Früher ins Bett ist besser für das Herz

Schlechte Nachrichten für Nachteulen: wer es nicht vor 23:00 Uhr ins Bett schafft, hat ein höheres Risiko für Herzerkrankungen. Das ist das Ergebnis einer britischen Untersuchung.

Die Studie umfasste über 88 000 Personen im Durchschnittsalter von 61 Jahren, deren Daten zwischen 2006 und 2010 rekrutiert wurden.

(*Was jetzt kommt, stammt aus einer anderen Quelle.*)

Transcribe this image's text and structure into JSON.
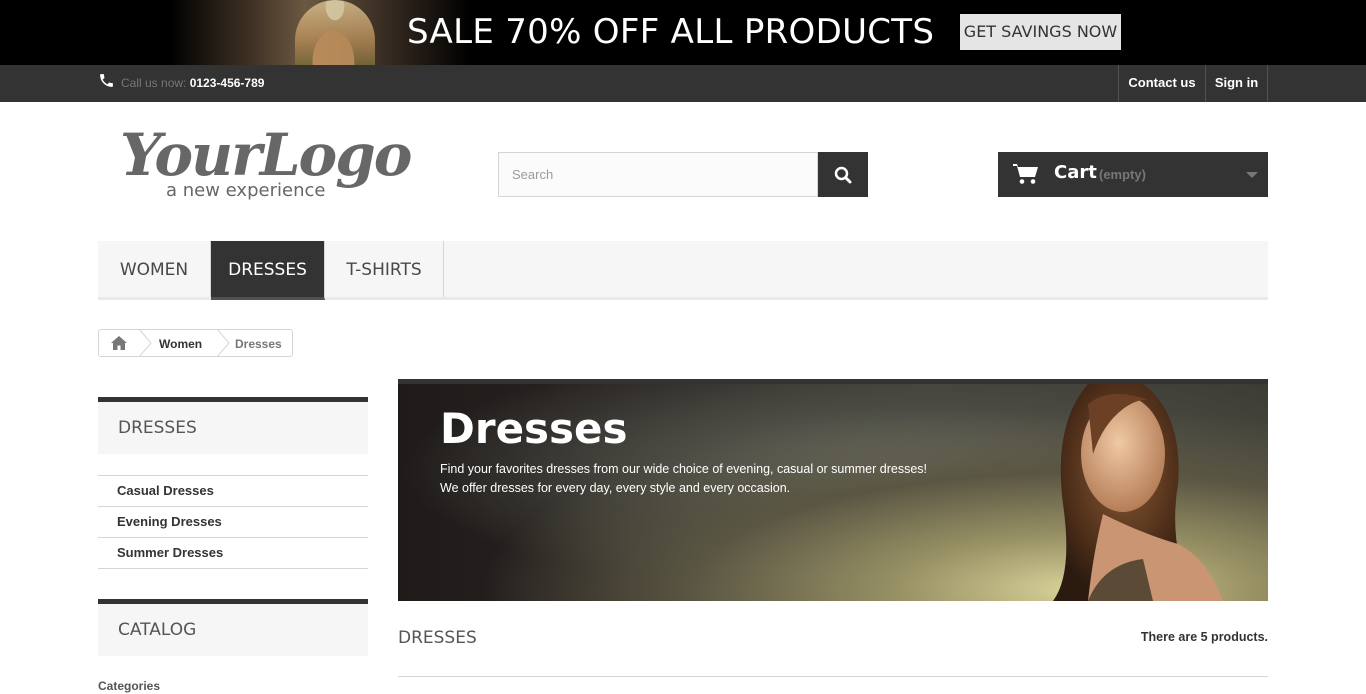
{
  "promo": {
    "text": "SALE 70% OFF ALL PRODUCTS",
    "button": "GET SAVINGS NOW"
  },
  "topnav": {
    "call_label": "Call us now: ",
    "phone": "0123-456-789",
    "contact": "Contact us",
    "signin": "Sign in"
  },
  "logo": {
    "script": "YourLogo",
    "tagline": "a new experience"
  },
  "search": {
    "placeholder": "Search",
    "value": ""
  },
  "cart": {
    "label": "Cart",
    "status": "(empty)"
  },
  "menu": {
    "items": [
      {
        "label": "Women"
      },
      {
        "label": "Dresses"
      },
      {
        "label": "T-shirts"
      }
    ]
  },
  "breadcrumb": {
    "parent": "Women",
    "current": "Dresses"
  },
  "sidebar": {
    "dresses_title": "Dresses",
    "subcategories": [
      "Casual Dresses",
      "Evening Dresses",
      "Summer Dresses"
    ],
    "catalog_title": "Catalog",
    "categories_label": "Categories"
  },
  "category": {
    "title": "Dresses",
    "desc_line1": "Find your favorites dresses from our wide choice of evening, casual or summer dresses!",
    "desc_line2": "We offer dresses for every day, every style and every occasion."
  },
  "listing": {
    "heading": "Dresses",
    "count_text": "There are 5 products."
  },
  "colors": {
    "dark": "#333333",
    "menu_bg": "#f6f6f6",
    "border": "#d6d4d4"
  }
}
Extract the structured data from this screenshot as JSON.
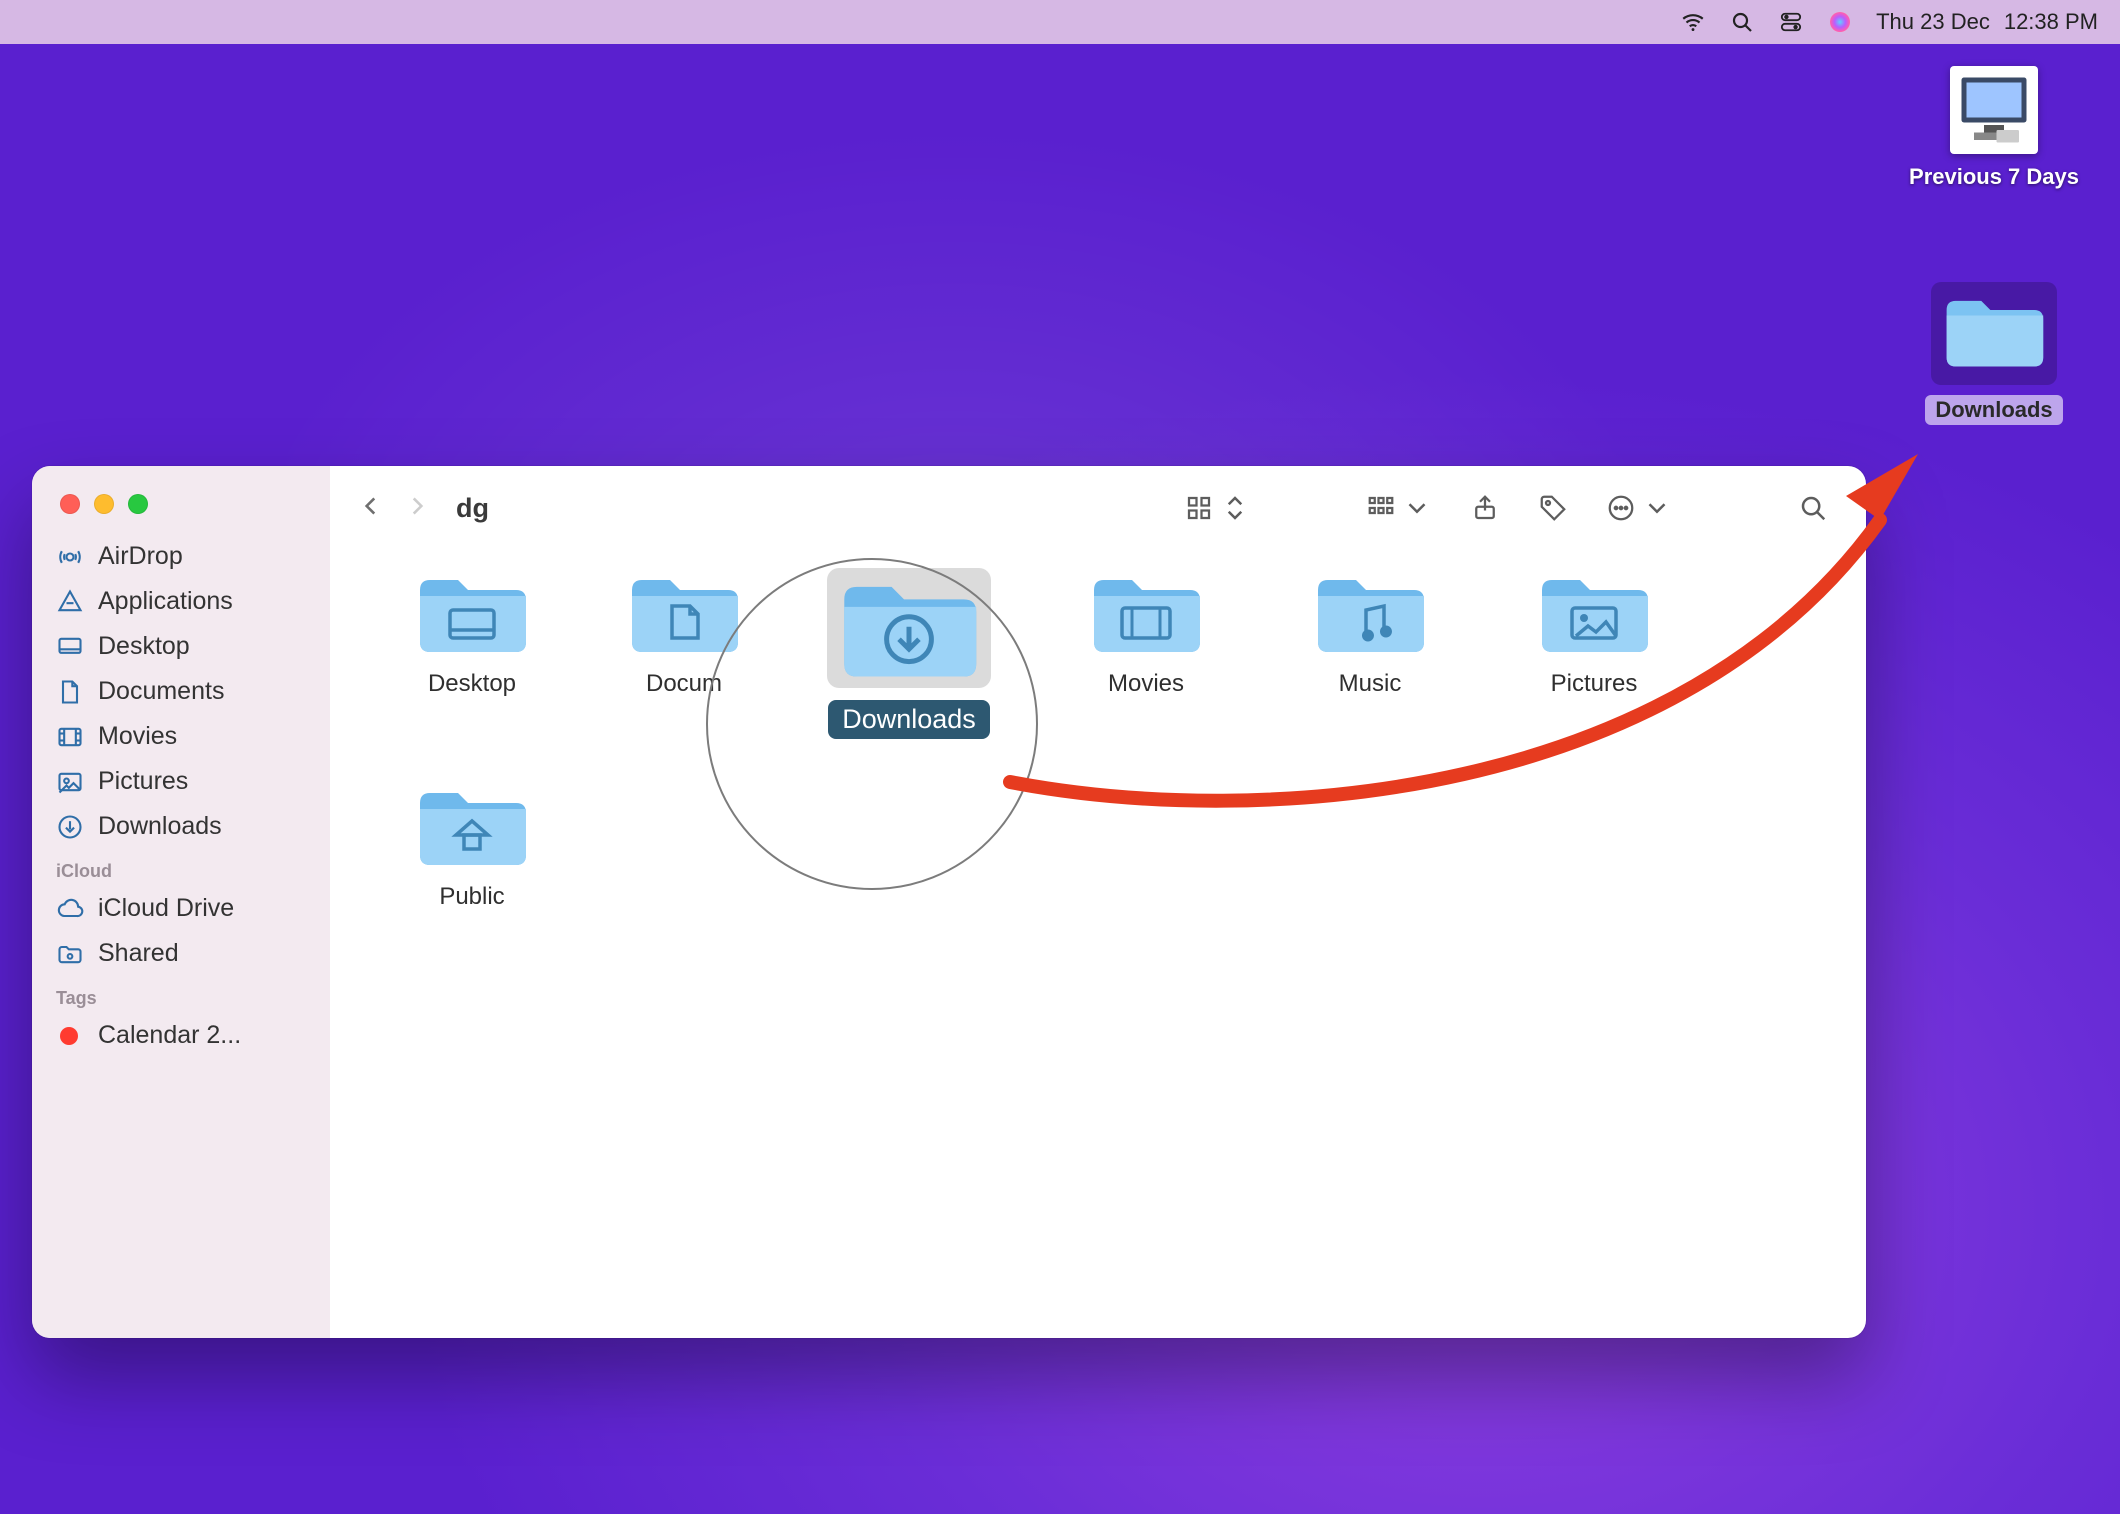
{
  "menubar": {
    "datetime_day": "Thu 23 Dec",
    "datetime_time": "12:38 PM"
  },
  "desktop": {
    "icon1_label": "Previous 7 Days",
    "icon2_label": "Downloads"
  },
  "finder": {
    "title": "dg",
    "sidebar": {
      "favorites": [
        {
          "label": "AirDrop",
          "icon": "airdrop"
        },
        {
          "label": "Applications",
          "icon": "apps"
        },
        {
          "label": "Desktop",
          "icon": "desktop"
        },
        {
          "label": "Documents",
          "icon": "documents"
        },
        {
          "label": "Movies",
          "icon": "movies"
        },
        {
          "label": "Pictures",
          "icon": "pictures"
        },
        {
          "label": "Downloads",
          "icon": "downloads"
        }
      ],
      "icloud_heading": "iCloud",
      "icloud": [
        {
          "label": "iCloud Drive",
          "icon": "cloud"
        },
        {
          "label": "Shared",
          "icon": "shared"
        }
      ],
      "tags_heading": "Tags",
      "tags": [
        {
          "label": "Calendar 2...",
          "color": "#ff3b30"
        }
      ]
    },
    "items_row1": [
      {
        "name": "Desktop",
        "kind": "folder-desktop"
      },
      {
        "name": "Documents",
        "kind": "folder-doc",
        "clip_label": "Docum"
      },
      {
        "name": "Downloads",
        "kind": "folder-down",
        "selected": true
      },
      {
        "name": "Movies",
        "kind": "folder-movies"
      },
      {
        "name": "Music",
        "kind": "folder-music"
      },
      {
        "name": "Pictures",
        "kind": "folder-pictures"
      }
    ],
    "items_row2": [
      {
        "name": "Public",
        "kind": "folder-public"
      }
    ]
  }
}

Angaben zu Einschlafbeginn und Aufwachzeit wurden über sieben Tage mit einem am Handgelenk getragenen Screening-Tool gemessen. Eruiert wurden auch Angaben zum Lebensstil und bekannte Risikofaktoren für Herz-Kreislauf-Erkrankungen. Danach erfolgte eine Untersuchung zur Herzgesundheit.

Im Vergleich zu Menschen, die sich zwischen 22:00 Und 23:00 Uhr ins Bett begaben, hatten Nachteulen, die es erst nach Mitternacht in die Federn schaffen, unabhängig von anderen Risikofaktoren ein um 25 Prozent höheres Risiko für Herz-Kreislauferkrankungen wie etwa Herzinfarkt, Herzinsuffizienz, chronisch ischämische Herzkrankheit oder Schlaganfall. Im Zeitraum zwischen 23:00 und 24:00 erhöhte sich das Risiko bereits um 12 Prozent. Der Zusammenhang mit einem erhöhten kardiovaskulären Risiko war bei Frauen insgesamt stärker ausgeprägt als bei Männern. Als nicht optimal erwiesen sich auch Einschlafzeiten vor 22:00 – diese waren ebenfalls mit einem leicht erhöhten kardiovaskulären Risiko verbunden.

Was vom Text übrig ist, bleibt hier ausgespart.